Terkait hal ini, Widodo menyarankan agar regulasi-regulasi yang ditetapkan KY bisa didefinisikan secara yuridis supaya memiliki kepastian. Ia menyarankan agar hal-hal yang akan dikerjakan KY, yang praktiknya didasarkan pada UUD, dikomunikasikan juga terlebih dahulu dengan MPR. Sebab asbabunuzul tentang kedudukan tugas fungsi, itu ranahnya MPR. "Mintakan pendapat original intentnya ke sana," sambungnya.

Sebagaimana diketahui, keinginan KY memperoleh wewenang yang bersifat eksekutorial didasarkan pada Pasal 24B ayat (1) UUD 1945 yang berbunyi: "Komisi Yudisial bersifat mandiri yang berwenang mengusulkan pengangkatan hakim agung dan mempunyai wewenang lain dalam rangka menjaga dan menegakkan kehormatan, keluhuran martabat, serta perilaku hakim."

Menurut Widodo, frasa ‘kewenangan lain’ pada pasal di atas mesti didiskusikan dengan MPR dan tidak ditafsirkan sendiri oleh KY maupun DPR. "Dasarnya tadi. Apa sebenarnya kewenangan lain akhirnya ditafsirkan oleh Pemerintah dan DPR melalui Undang-undang? Sedang yang merumuskan Pasal 24B itu adalah MPR," papar Widodo.

Dengan adanya diskusi dengan MPR, Widodo menilai hal itu akan membantu meredam potensi terjadinya perdebatan yang muncul di kemudian hari. "Tanya, bagaimana original intentnya? Kalau bisa tertulis. Supaya kalau nanti di MK ada sengketa soal ini, itu yang mungkin bisa dijadikan dasar," katanya.

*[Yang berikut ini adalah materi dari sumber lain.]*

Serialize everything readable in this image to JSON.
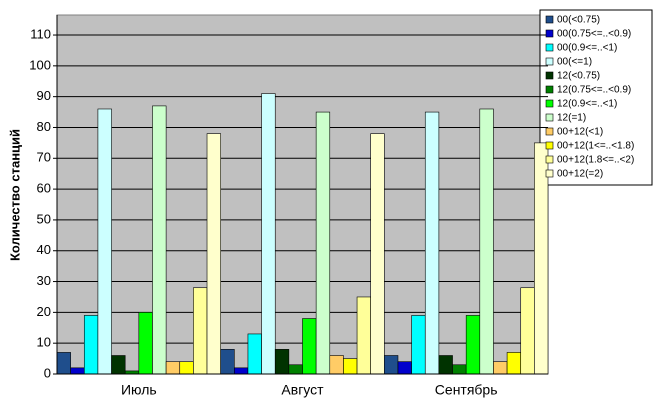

Sementara anggota Komisi III DPR Nasir Djamil berpendapat bahwa hal pokok yang harus dilakukan KY terkait optimalisasi adalah menjaga dan melindungi para hakim agar tidak melakukan pelanggaran. Bukan semata menegakkan, dengan melakukan penindakan saat terbukti ada hakim yang melanggar aturan.

"Kalau kita lihat, tugas KY itu menjaga dan menegakkan. Menjaga itu to potect, artinya bisa juga melindungi," kata Nasir (13/10). Menurutnya Nasir jangan sampai kemudian KY tidak optimal melindungi para hakim, tapi mau menindak, mau menegakkan.  Ia menekankan, upaya menjaga dan menegakkan itu maknanya tak jauh beda dengan amar maruf nahi munkar.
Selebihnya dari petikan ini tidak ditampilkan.